Creating the Configuration Files

During divekit init

  • variation.json: Empty skeleton with default sections.
  • individualization.json: Copied from user config or created with defaults (optionally copied from another distribution).

Manual Editing

Edit both JSON files in .divekit/distributions/<name>/. Validate with divekit doctor.

individuals.json (optional)

Created during distribution to record assigned variations per member for reuse (e.g., patches). Not created at init.

Examples

Simple Object Variation

  • Define object “Person” with variations “Student” (age 18–25) and “Teacher” (30–50). Assign “Student” randomly to half the members. Result: corresponding class and fields per repo.

Logic Variant with Lua

  • Logic options “simple” vs “complex” with Algorithm_simple.java / Algorithm_complex.java. Lua generates data based on selected complexity.

Relation Individualization

  • Relation “hasFriend”: choose “one-to-one” or “one-to-many”. Fixed “one-to-many” yields list-based code.

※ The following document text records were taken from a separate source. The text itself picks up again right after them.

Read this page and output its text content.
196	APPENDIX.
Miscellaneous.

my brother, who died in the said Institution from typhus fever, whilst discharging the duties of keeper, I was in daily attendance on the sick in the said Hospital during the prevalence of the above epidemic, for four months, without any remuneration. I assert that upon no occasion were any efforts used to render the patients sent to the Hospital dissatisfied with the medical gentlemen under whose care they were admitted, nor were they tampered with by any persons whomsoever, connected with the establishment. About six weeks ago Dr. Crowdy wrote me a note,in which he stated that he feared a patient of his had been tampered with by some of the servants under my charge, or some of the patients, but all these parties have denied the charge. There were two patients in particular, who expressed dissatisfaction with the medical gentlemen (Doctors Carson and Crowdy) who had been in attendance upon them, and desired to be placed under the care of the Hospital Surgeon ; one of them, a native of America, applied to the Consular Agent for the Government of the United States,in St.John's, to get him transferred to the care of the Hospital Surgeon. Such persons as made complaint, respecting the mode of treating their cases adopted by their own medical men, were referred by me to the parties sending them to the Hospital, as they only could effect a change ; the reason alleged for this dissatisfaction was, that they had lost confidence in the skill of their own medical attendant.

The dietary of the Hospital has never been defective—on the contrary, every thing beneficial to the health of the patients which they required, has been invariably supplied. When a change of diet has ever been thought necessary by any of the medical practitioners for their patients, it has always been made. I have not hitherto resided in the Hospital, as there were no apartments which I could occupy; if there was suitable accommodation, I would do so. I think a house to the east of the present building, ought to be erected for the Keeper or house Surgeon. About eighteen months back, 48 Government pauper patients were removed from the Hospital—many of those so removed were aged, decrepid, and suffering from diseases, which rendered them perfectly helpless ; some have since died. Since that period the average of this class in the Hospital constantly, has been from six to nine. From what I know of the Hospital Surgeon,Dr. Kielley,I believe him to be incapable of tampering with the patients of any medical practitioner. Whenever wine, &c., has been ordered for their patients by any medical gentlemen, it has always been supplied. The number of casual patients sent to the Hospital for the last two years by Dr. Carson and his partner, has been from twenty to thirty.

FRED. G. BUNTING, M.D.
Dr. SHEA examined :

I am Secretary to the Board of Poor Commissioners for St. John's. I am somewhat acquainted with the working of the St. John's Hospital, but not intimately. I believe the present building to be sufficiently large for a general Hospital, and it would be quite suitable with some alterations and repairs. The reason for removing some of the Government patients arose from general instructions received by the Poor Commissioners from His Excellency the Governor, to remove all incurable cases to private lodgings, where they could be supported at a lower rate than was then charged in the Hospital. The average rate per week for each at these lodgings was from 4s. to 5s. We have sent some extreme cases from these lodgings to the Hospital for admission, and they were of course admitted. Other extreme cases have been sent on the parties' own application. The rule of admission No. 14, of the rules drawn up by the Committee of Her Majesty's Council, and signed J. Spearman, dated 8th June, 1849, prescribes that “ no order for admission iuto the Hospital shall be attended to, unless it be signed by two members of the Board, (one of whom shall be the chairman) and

Quality Assurance and Troubleshooting

  • Unresolved tokens: Use --warn-unresolved-tokens true to log warnings.
  • Validation: Run divekit doctor to check configs.
  • Dry runs: Use simulated provider (--provider simulated).
  • Reproducibility: Assigned variations persist in individuals.json (e.g., for late joiners).

Best Practices

  • Start simple; grow complexity gradually.
  • Use Lua for advanced generation.
  • Test with a small member list first.
  • Document variation IDs and logic options.
  • Provide fallbacks to avoid unresolved tokens.

For advanced setups, see the full schema in code or the RE docs under docs/re.